Пока мама с папой, шутливо переругиваясь, переодевались и мыли руки, Динка успела накрыть на стол и разогреть котлеты в сковородке, тщательно закопав их в картофельном пюре.
Оставался ещё один критический момент – ужин.
Но за столом всё пошло как нельзя лучше. Мама, сказав, что она решила худеть, и что после шести она теперь не ест, наложила себе на тарелку только салат. А папа, как всегда, орудовал вилкой, о чём-то весело рассказывая и даже не глядя на то, что отправляет в рот.
– Вкусно! – сказал папа, и протянул маме пустую тарелку. – Очень вкусно! Добавка есть?
Динка осторожно выдохнула…
Вечером Динка и папа сидели в зале. Папа читал, а Динка смотрела кино.

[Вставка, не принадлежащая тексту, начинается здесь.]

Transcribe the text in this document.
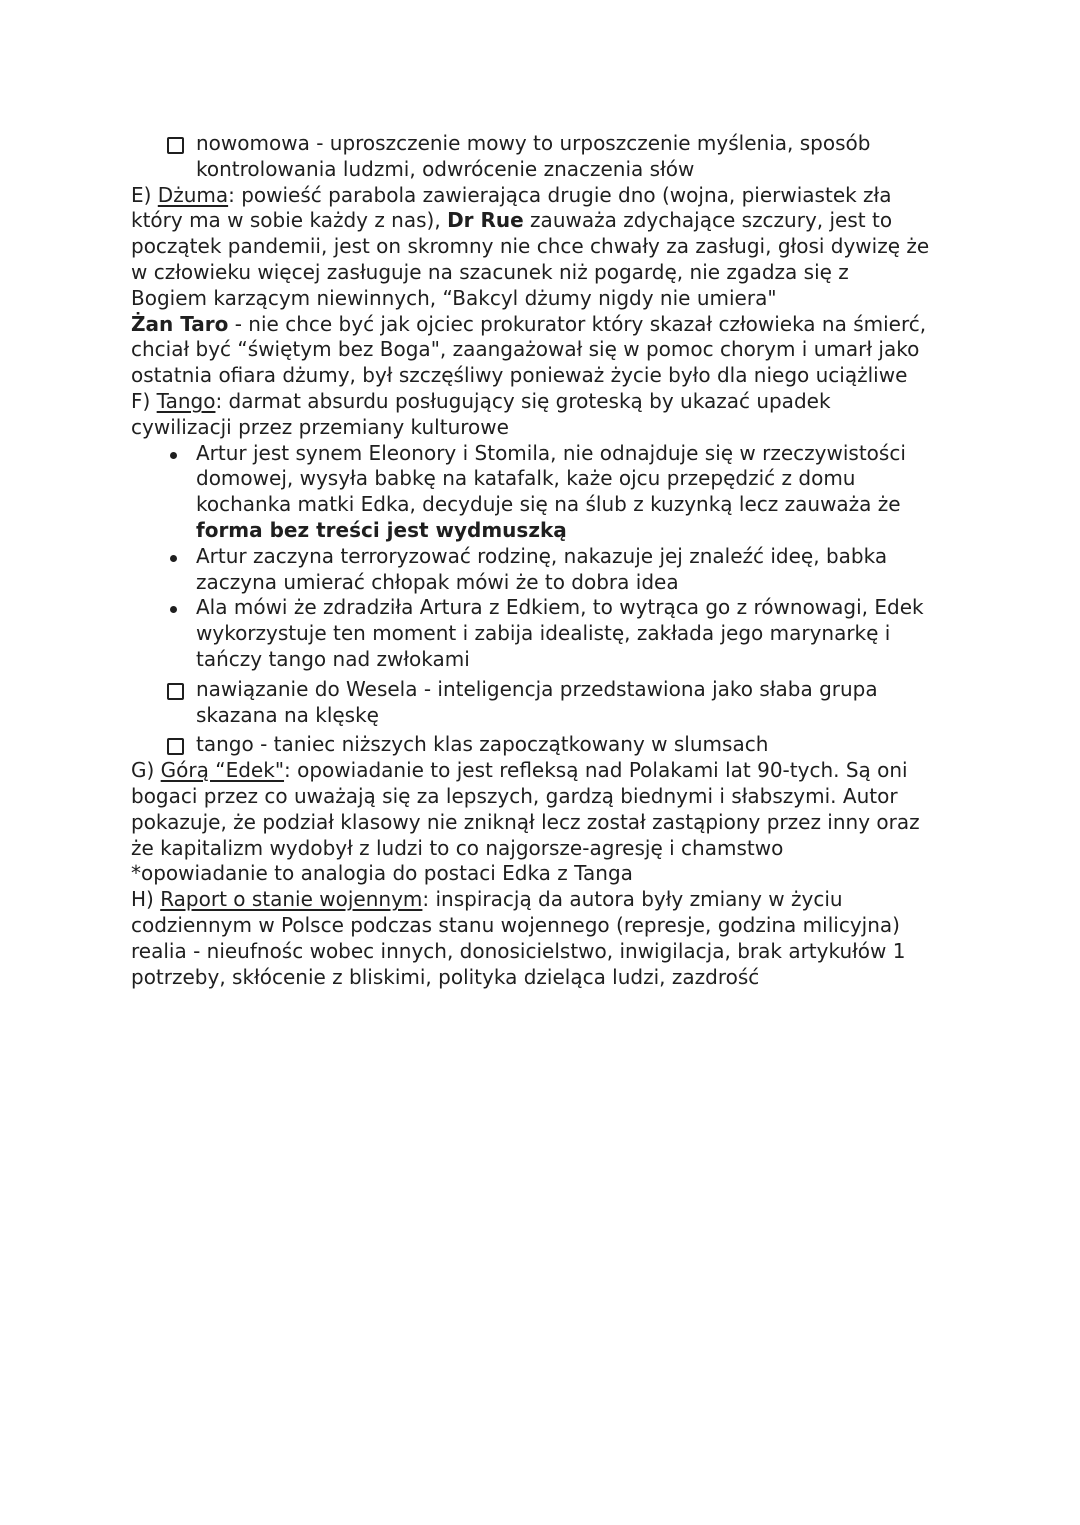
nowomowa - uproszczenie mowy to urposzczenie myślenia, sposób
kontrolowania ludzmi, odwrócenie znaczenia słów
E) Dżuma: powieść parabola zawierająca drugie dno (wojna, pierwiastek zła
który ma w sobie każdy z nas), Dr Rue zauważa zdychające szczury, jest to
początek pandemii, jest on skromny nie chce chwały za zasługi, głosi dywizę że
w człowieku więcej zasługuje na szacunek niż pogardę, nie zgadza się z
Bogiem karzącym niewinnych, “Bakcyl dżumy nigdy nie umiera"
Żan Taro - nie chce być jak ojciec prokurator który skazał człowieka na śmierć,
chciał być “świętym bez Boga", zaangażował się w pomoc chorym i umarł jako
ostatnia ofiara dżumy, był szczęśliwy ponieważ życie było dla niego uciążliwe
F) Tango: darmat absurdu posługujący się groteską by ukazać upadek
cywilizacji przez przemiany kulturowe
Artur jest synem Eleonory i Stomila, nie odnajduje się w rzeczywistości
domowej, wysyła babkę na katafalk, każe ojcu przepędzić z domu
kochanka matki Edka, decyduje się na ślub z kuzynką lecz zauważa że
forma bez treści jest wydmuszką
Artur zaczyna terroryzować rodzinę, nakazuje jej znaleźć ideę, babka
zaczyna umierać chłopak mówi że to dobra idea
Ala mówi że zdradziła Artura z Edkiem, to wytrąca go z równowagi, Edek
wykorzystuje ten moment i zabija idealistę, zakłada jego marynarkę i
tańczy tango nad zwłokami
nawiązanie do Wesela - inteligencja przedstawiona jako słaba grupa
skazana na klęskę
tango - taniec niższych klas zapoczątkowany w slumsach
G) Górą “Edek": opowiadanie to jest refleksą nad Polakami lat 90-tych. Są oni
bogaci przez co uważają się za lepszych, gardzą biednymi i słabszymi. Autor
pokazuje, że podział klasowy nie zniknął lecz został zastąpiony przez inny oraz
że kapitalizm wydobył z ludzi to co najgorsze-agresję i chamstwo
*opowiadanie to analogia do postaci Edka z Tanga
H) Raport o stanie wojennym: inspiracją da autora były zmiany w życiu
codziennym w Polsce podczas stanu wojennego (represje, godzina milicyjna)
realia - nieufnośc wobec innych, donosicielstwo, inwigilacja, brak artykułów 1
potrzeby, skłócenie z bliskimi, polityka dzieląca ludzi, zazdrość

Ей захотелось пересмотреть третью серию «Пиратов Карибского моря». Мама, заявив, что у неё сегодня «спа-процедуры», вот уже целый час плескалась в ванной.
В тот самый момент, когда выросшая в великаншу Калипсо закрутила в море водоворот и два корабля сошлись в бою на краю гигантской воронки, в комнату, держа в руках фен, вошла мама. На её голове было накручено полотенце.
– Динуль, – сказала мама, вертя в руках фен, – а я не поняла, почему это мой фен весь в фарше?
Папа поднял голову от книги.
– Точно! – сказал он и хлопнул себя ладонью по лбу. – А я-то думаю – чем это у меня молоток измазан? Весь в чём-то жирном и, главное, луком пахнет! Это же котлетный фарш!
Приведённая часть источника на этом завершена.